Warum die Farbseite die Schwarzpatrone mitverbraucht
Der häufigste Fehler in selbst gebauten Tabellen: Die Farbseite wird nur aus Cyan, Magenta und Gelb berechnet, die Schwarzpatrone taucht allein in der Schwarz-Weiß-Zeile auf. Im Vierfarbdruck ist das falsch. Schwarz trägt in jedem farbigen Dokument mit — für Text, für Konturen, für die dunklen Anteile eines Bildes. Ein aus drei Farben gemischtes Schwarz wirkt stumpf und trägt zu viel Farbe auf, deshalb weichen Treiber im Regelfall nicht darauf aus. Der Rechner addiert die schwarzen Kosten daher zu jeder Farbseite: 0,03 € aus der Schwarzpatrone plus 0,11 € aus den drei Farbpatronen ergeben 0,14 € Toner, mit dem Blatt 0,15 €.

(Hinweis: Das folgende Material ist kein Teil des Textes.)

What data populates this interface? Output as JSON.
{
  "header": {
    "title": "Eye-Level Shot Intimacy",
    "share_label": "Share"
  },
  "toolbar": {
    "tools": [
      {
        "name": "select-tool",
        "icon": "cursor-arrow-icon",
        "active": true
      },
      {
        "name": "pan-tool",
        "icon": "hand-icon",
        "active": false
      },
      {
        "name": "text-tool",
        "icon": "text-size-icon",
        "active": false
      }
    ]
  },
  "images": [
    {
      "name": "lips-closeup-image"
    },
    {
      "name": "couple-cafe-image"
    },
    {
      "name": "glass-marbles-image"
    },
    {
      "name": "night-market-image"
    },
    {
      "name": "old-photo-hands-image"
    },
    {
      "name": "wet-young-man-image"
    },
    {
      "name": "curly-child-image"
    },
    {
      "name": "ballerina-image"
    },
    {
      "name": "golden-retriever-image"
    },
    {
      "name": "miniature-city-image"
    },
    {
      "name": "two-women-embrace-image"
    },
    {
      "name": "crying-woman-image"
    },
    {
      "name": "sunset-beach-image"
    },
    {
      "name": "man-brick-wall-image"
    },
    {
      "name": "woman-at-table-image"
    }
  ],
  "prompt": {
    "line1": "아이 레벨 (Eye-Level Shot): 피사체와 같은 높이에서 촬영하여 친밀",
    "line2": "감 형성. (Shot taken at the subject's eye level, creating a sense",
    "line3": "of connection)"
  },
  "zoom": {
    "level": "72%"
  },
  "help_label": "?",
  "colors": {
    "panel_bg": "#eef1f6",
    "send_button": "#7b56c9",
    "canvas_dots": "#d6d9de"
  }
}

Daraus folgt eine Regel, die im Alltag mehr spart als jeder Patronenrabatt: Der Farbanteil ist der stärkste Hebel im Formular. Von 20 auf 40 Prozent Farbe steigen tausend Seiten von 62 auf 84 € — dieselben Patronen, dasselbe Papier, nur eine andere Voreinstellung im Treiber. Umgekehrt fallen tausend Seiten bei zehn Prozent Farbanteil auf 51 €. Wenn Entwürfe, Protokolle und interne Ausdrucke standardmäßig in Graustufen laufen und Farbe eine bewusste Entscheidung bleibt, sinkt der Anteil in vielen Büros von selbst. Probieren Sie beide Werte im Feld Farbanteil durch, bevor Sie über günstigere Patronen nachdenken.
Was in dieser Rechnung nicht steckt
Bei Tintenstrahldruckern fehlt in jeder Reichweitenangabe ein Posten: die Druckkopfreinigung. Das Gerät spült vor dem Druck und in Intervallen Tinte durch die Düsen, damit sie nicht eintrocknen; diese Tinte landet im Auffangschwamm, nicht auf Papier. In den Normwerten ist sie nicht enthalten, weil dort in einem Durchlauf gedruckt wird. Am stärksten trifft es Geräte, die selten laufen — wer zweimal im Monat fünf Seiten druckt, kann mehr Tinte für die Reinigung verbrauchen als für den eigentlichen Ausdruck. Ein Laserdrucker kennt dieses Problem nicht.
Ebenfalls nicht im Ergebnis: Trommeleinheit und Transferband beim Laser, der Resttintenbehälter beim Tintenstrahl, Wartungsverträge, Strom und der Anschaffungspreis des Geräts. Diese Posten hängen am Gerät und nicht an der einzelnen Seite; sie würden das Bild verwischen, das dieser Rechner zeichnet — die laufenden Verbrauchskosten pro Blatt. Für einen Gerätevergleich rechnen Sie den Kaufpreis getrennt auf die erwartete Lebensdauer um und legen ihn auf die Seitenkosten drauf. Für die Frage, ob ein Auftrag im Haus oder in der Druckerei günstiger ist, reichen die Werte hier.